Crime & communalism: A holy city awaits its fate

Kajari Bhattacharya

VARANASI, March 19 : Irony rules in the holy city of Varanasi as election bugles ring through it’s narrow lanes. In this city once known all over the country for excellence in education, cultural richness and exquisite Benarasi craft, there’s jailed mafia don Mukhtar Ansari on one side and former BJP man, Mr Ajay Rai (Samajwadi Party candidate) who’s baying for his blood, on the other. Fear reigns in the hearts of Kashi residents as the election nears. Which way lies peace?

“All the officials who have recently been posted here by the Mayawati government are going to look the other way if Ansari employs his goons during election time,” alleged Mr Rai, MLA from Kulosla, Varanasi, who left the BJP fold less than a week back because of the BJP’s reluctance to give him a Lok Sabha ticket from either Varanasi or nearby Chandauli.

While Mr Rai is contesting on an SP ticket, his arch rival Mukhtar Ansari recently left the SP to join UP chief minister Miss Mayawati’s Bahujan Samaj Party and is the BSP candidate from Varanasi.

Mr Rai is also the only person who stood at the witness stand in the trial of Ansari for the murder of Avdesh Rai, a BJP leader and elder brother of Mr Rai who was allegedly killed by the mafia don.

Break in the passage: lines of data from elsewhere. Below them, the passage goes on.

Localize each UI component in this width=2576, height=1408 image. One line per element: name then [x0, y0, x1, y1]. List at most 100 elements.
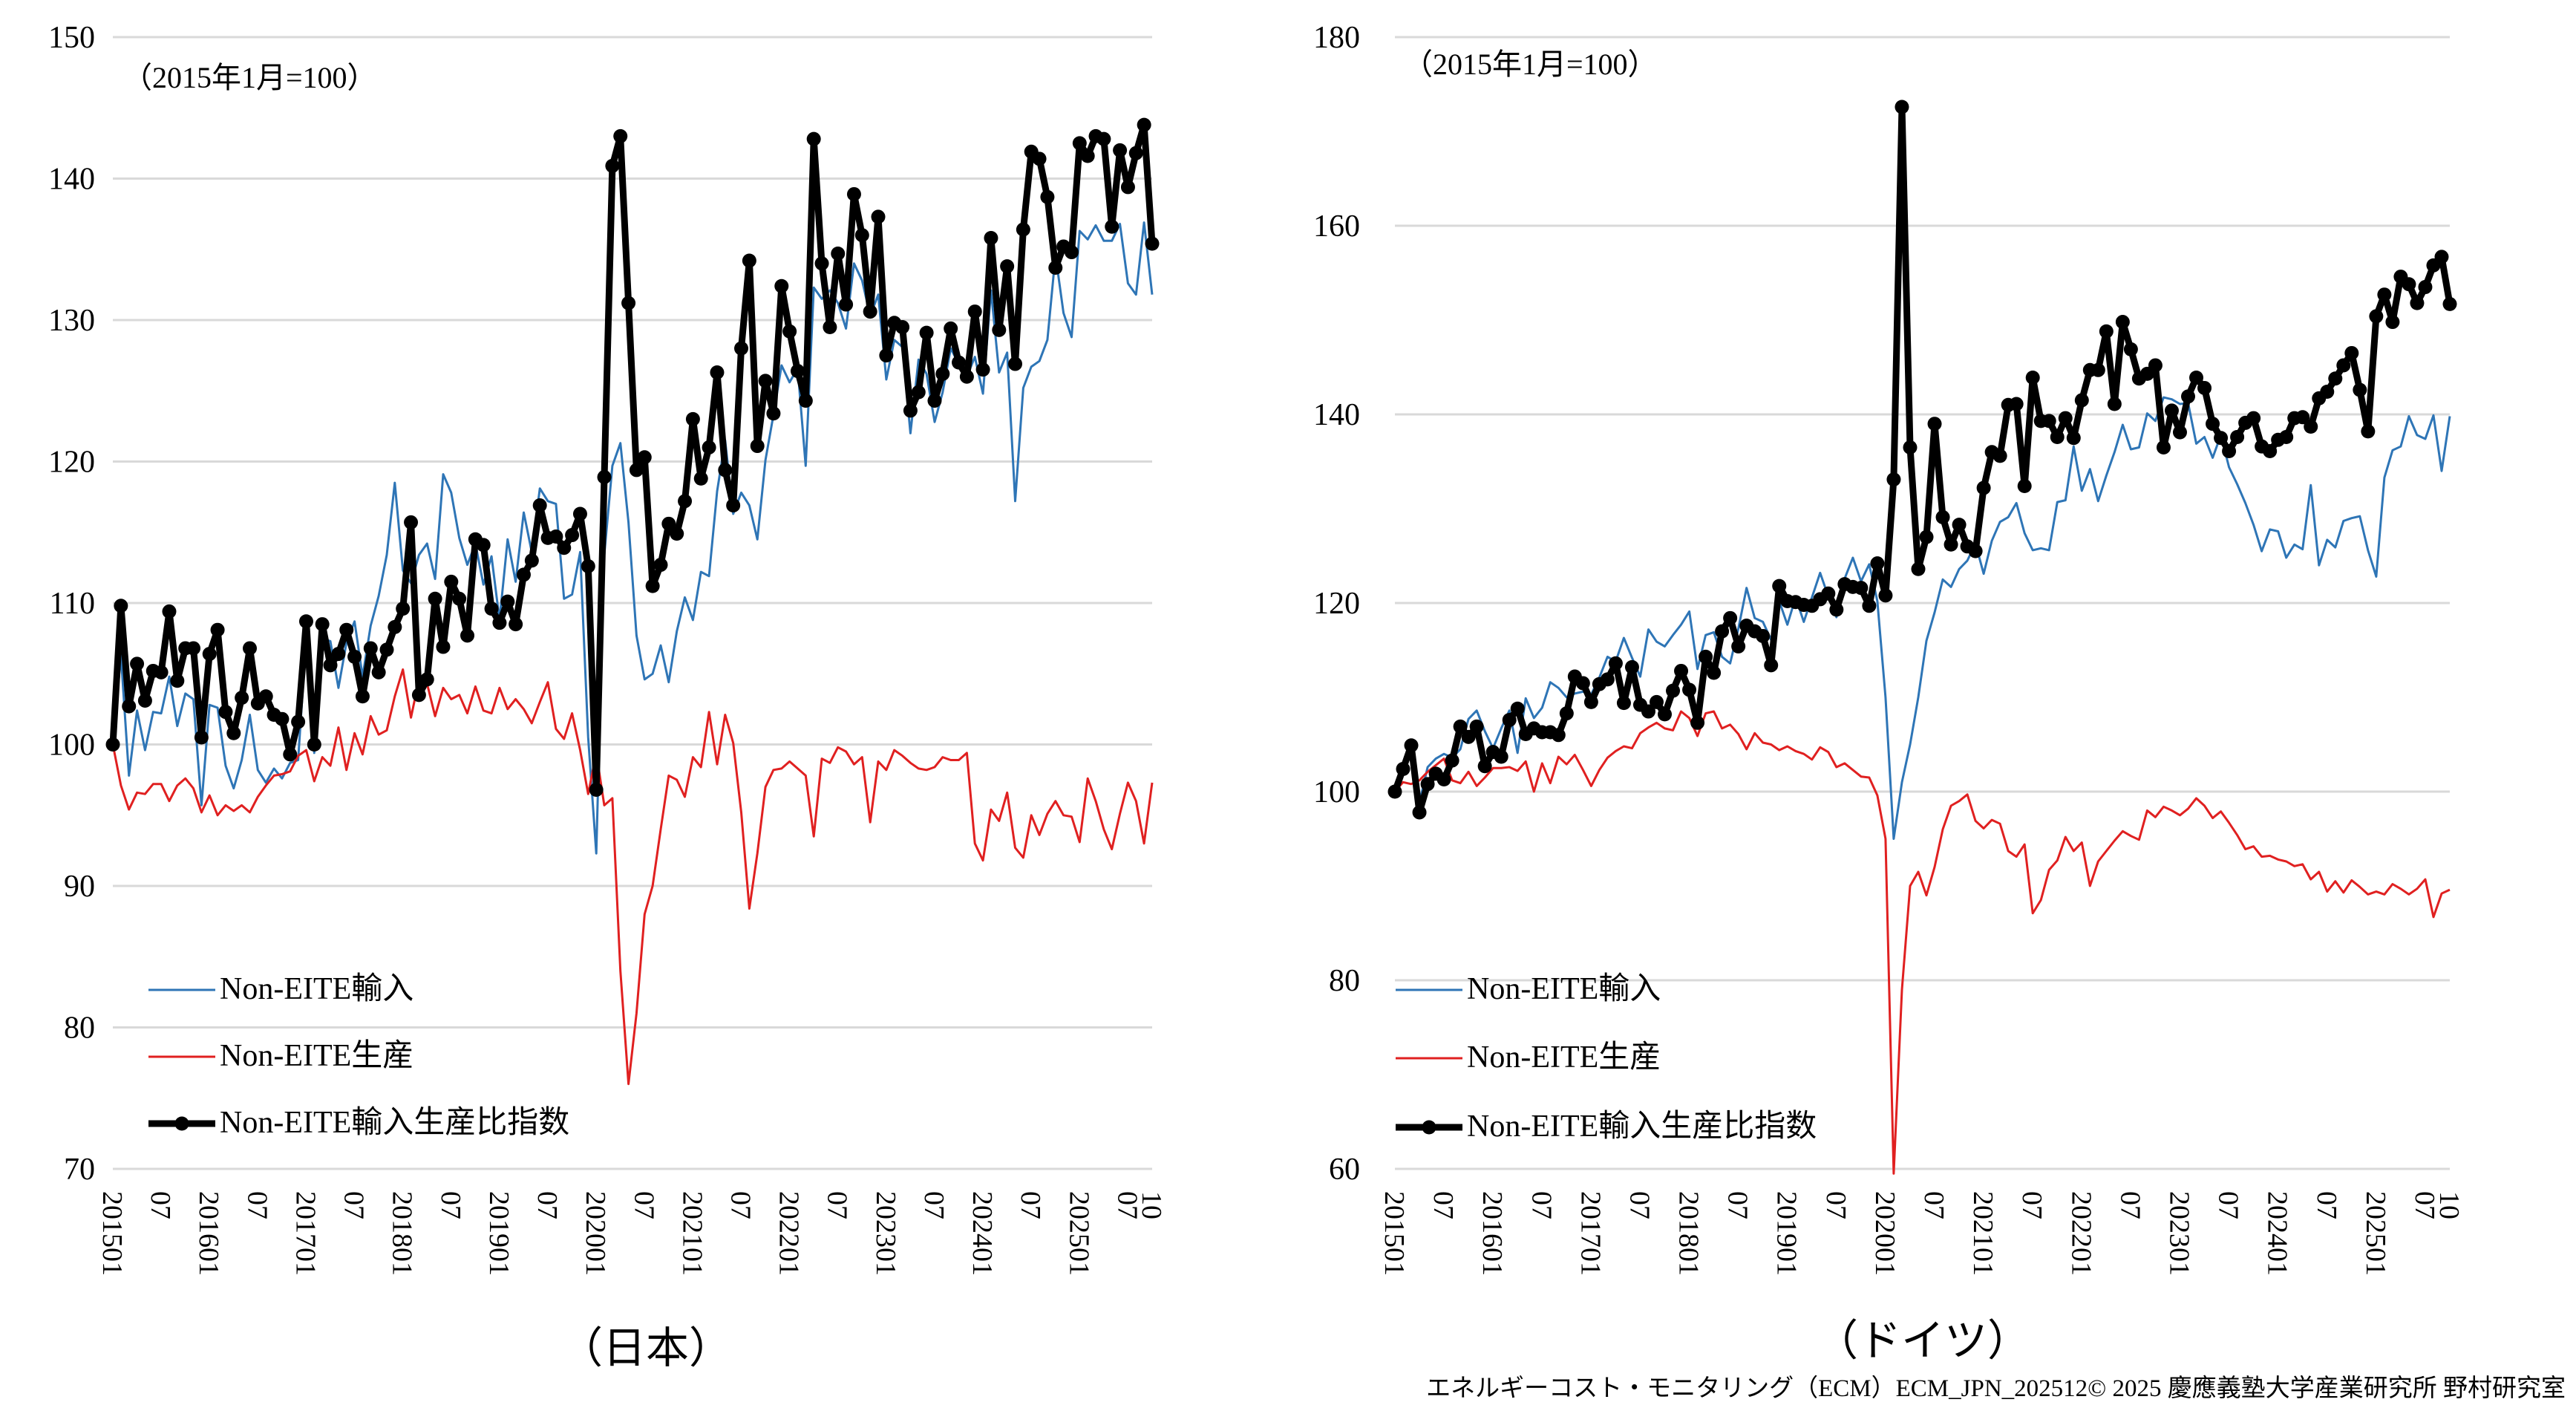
- data-point: [952, 355, 967, 370]
- data-point: [839, 297, 854, 312]
- data-point: [1895, 100, 1909, 114]
- x-tick-label: 07: [2311, 1191, 2342, 1219]
- data-point: [2222, 444, 2237, 459]
- data-point: [2304, 420, 2318, 434]
- data-point: [404, 515, 419, 529]
- data-point: [1723, 610, 1738, 625]
- y-tick-label: 80: [64, 1011, 95, 1046]
- x-tick-label: 07: [145, 1191, 176, 1219]
- data-point: [436, 639, 451, 654]
- data-point: [742, 253, 756, 268]
- japan-y-axis-labels: 70 80 90 100 110 120 130 140 150: [48, 21, 95, 1187]
- y-tick-label: 160: [1313, 209, 1360, 244]
- y-tick-label: 180: [1313, 21, 1360, 55]
- data-point: [339, 622, 354, 637]
- data-point: [1772, 578, 1787, 593]
- data-point: [363, 641, 378, 656]
- data-point: [661, 516, 676, 531]
- data-point: [1096, 131, 1111, 146]
- data-point: [854, 228, 869, 243]
- x-tick-label: 202001: [1869, 1191, 1900, 1276]
- data-point: [2041, 414, 2056, 428]
- data-point: [476, 538, 491, 553]
- x-tick-label: 07: [2409, 1191, 2440, 1219]
- x-tick-label: 07: [339, 1191, 370, 1219]
- data-point: [1756, 628, 1771, 643]
- data-point: [484, 602, 499, 616]
- data-point: [2442, 296, 2457, 311]
- data-point: [452, 591, 467, 606]
- japan-series: [105, 117, 1160, 1086]
- data-point: [1919, 529, 1934, 544]
- data-point: [1000, 259, 1015, 274]
- legend-label: Non-EITE生産: [1467, 1040, 1661, 1075]
- x-tick-label: 07: [1015, 1191, 1046, 1219]
- data-point: [2353, 382, 2367, 397]
- data-point: [2172, 425, 2187, 440]
- data-point: [323, 658, 338, 673]
- data-point: [105, 737, 120, 752]
- data-point: [524, 553, 539, 568]
- x-tick-label: 10: [2433, 1191, 2465, 1219]
- y-tick-label: 110: [50, 587, 95, 621]
- data-point: [726, 498, 741, 513]
- series-line-production: [1393, 710, 2451, 1175]
- data-point: [1072, 136, 1087, 151]
- data-point: [967, 304, 982, 319]
- data-point: [122, 699, 137, 714]
- legend-item-ratio: Non-EITE輸入生産比指数: [1396, 1109, 1817, 1144]
- x-tick-label: 07: [822, 1191, 853, 1219]
- data-point: [2263, 444, 2278, 459]
- data-point: [1016, 222, 1030, 237]
- x-tick-label: 07: [1111, 1191, 1142, 1219]
- data-point: [235, 691, 249, 705]
- data-point: [186, 641, 201, 656]
- data-point: [670, 527, 684, 541]
- japan-chart: 70 80 90 100 110 120 130 140 150 201501 07 201601 0…: [48, 21, 1167, 1372]
- data-point: [509, 617, 523, 632]
- data-point: [2246, 411, 2261, 426]
- x-tick-label: 07: [1722, 1191, 1753, 1219]
- data-point: [2230, 429, 2245, 444]
- data-point: [597, 469, 612, 484]
- data-point: [2197, 380, 2212, 395]
- germany-legend: Non-EITE輸入 Non-EITE生産 Non-EITE輸入生産比指数: [1396, 972, 1817, 1144]
- legend-label: Non-EITE輸入: [220, 972, 413, 1006]
- x-tick-label: 202001: [580, 1191, 611, 1276]
- legend-item-import: Non-EITE輸入: [1396, 972, 1661, 1006]
- x-tick-label: 202301: [2163, 1191, 2194, 1276]
- data-point: [1993, 449, 2007, 463]
- data-point: [2107, 397, 2122, 411]
- y-tick-label: 80: [1329, 964, 1360, 998]
- data-point: [605, 158, 620, 173]
- x-tick-label: 07: [918, 1191, 949, 1219]
- data-point: [1911, 561, 1926, 576]
- data-point: [2385, 315, 2400, 330]
- data-point: [428, 591, 442, 606]
- x-tick-label: 201901: [1771, 1191, 1802, 1276]
- x-tick-label: 10: [1136, 1191, 1167, 1219]
- germany-chart: 60 80 100 120 140 160 180 201501 07 201601 07 2017…: [1313, 21, 2465, 1365]
- data-point: [589, 782, 604, 797]
- x-tick-label: 07: [628, 1191, 659, 1219]
- y-tick-label: 120: [1313, 587, 1360, 621]
- x-tick-label: 07: [2016, 1191, 2047, 1219]
- data-point: [1935, 509, 1950, 524]
- data-point: [1658, 707, 1673, 722]
- data-point: [2206, 417, 2220, 431]
- data-point: [1137, 117, 1151, 132]
- data-point: [1113, 143, 1128, 157]
- data-point: [645, 578, 660, 593]
- data-point: [210, 622, 225, 637]
- data-point: [2410, 296, 2425, 310]
- data-point: [1976, 480, 1991, 495]
- data-point: [565, 528, 580, 543]
- data-point: [298, 614, 313, 629]
- data-point: [1120, 180, 1135, 195]
- y-tick-label: 140: [1313, 398, 1360, 432]
- data-point: [2050, 429, 2065, 444]
- data-point: [693, 471, 708, 486]
- legend-item-production: Non-EITE生産: [1396, 1040, 1661, 1075]
- data-point: [1886, 472, 1901, 487]
- data-point: [1829, 602, 1844, 617]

Mr Rai says it’s not his anger with the BJP leadership that made him leave that party and join the SP. “It’s not a matter of tickets.

After the BJP leadership decided to field Mr Murli Manohar Joshi from Varanasi instead of me, I supported his candidature. But later, when they told me I would be fielded from Chandauli instead, Mr Joshi stopped them from issuing the ticket because according to him I had rebelled against him in Varanasi.

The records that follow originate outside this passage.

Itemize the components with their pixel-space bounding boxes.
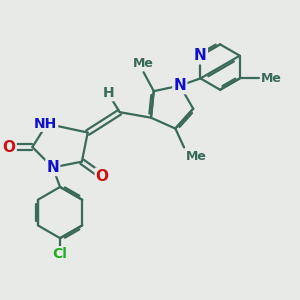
Text: O: O	[96, 169, 109, 184]
Text: Me: Me	[261, 72, 282, 85]
Text: O: O	[3, 140, 16, 154]
Text: H: H	[102, 86, 114, 100]
Text: Me: Me	[133, 57, 154, 70]
Text: N: N	[173, 78, 186, 93]
Text: Cl: Cl	[52, 247, 68, 261]
Text: Me: Me	[185, 150, 206, 163]
Text: N: N	[46, 160, 59, 175]
Text: N: N	[194, 48, 207, 63]
Text: NH: NH	[34, 117, 57, 131]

I was hurt and decided to join the SP because that’s the only way I can stop this city of Ganga-Jamuni tehzeeb from being ruined by Mukhtar Ansari,” a visibly agitated Mr Rai told The Statesman in an exclusive interview.

Once a seat the BJP used to win from regularly, Varanasi went to the Congress’ Mr Rajesh Mishra in 2004.

According to BJP workers who have left the party fold after the exit of Mr Rai, he is a strong candidate who, despite his going over to the SP, will command Bumihaar (Mr Rai’s caste) and pro-BJP votes. According to them, Mr Joshi, former Union HRD minister, is an “outsider”.

Youth-ruled eastern UP still hasn’t forgiven Mr Joshi for not allowing student unions in its varsities. “We begged him for this and he said no.

Well, we’re not going to campaign for him this time either,” said a BJP worker who has gone over to the Rai camp. But the question remains, can Mr Rai, once known to be close to mafia don Brijesh Singh (a traditional rival of of the Ansari brothers), bring peace to Varanasi?

In a recent communal flare-up in Bajardiha, on the outskirts of the city, in which two youths were killed in police firing, it was the Congress’ sitting MP Mr Rajesh Misra who won the hearts of frightened Muslims in the area when he was allegedly roughed by policemen when he tried to intervene.

But in a city ridden with fissures along caste and religion lines, the verdict of its candidates and the fate of the holy city remain clouded over.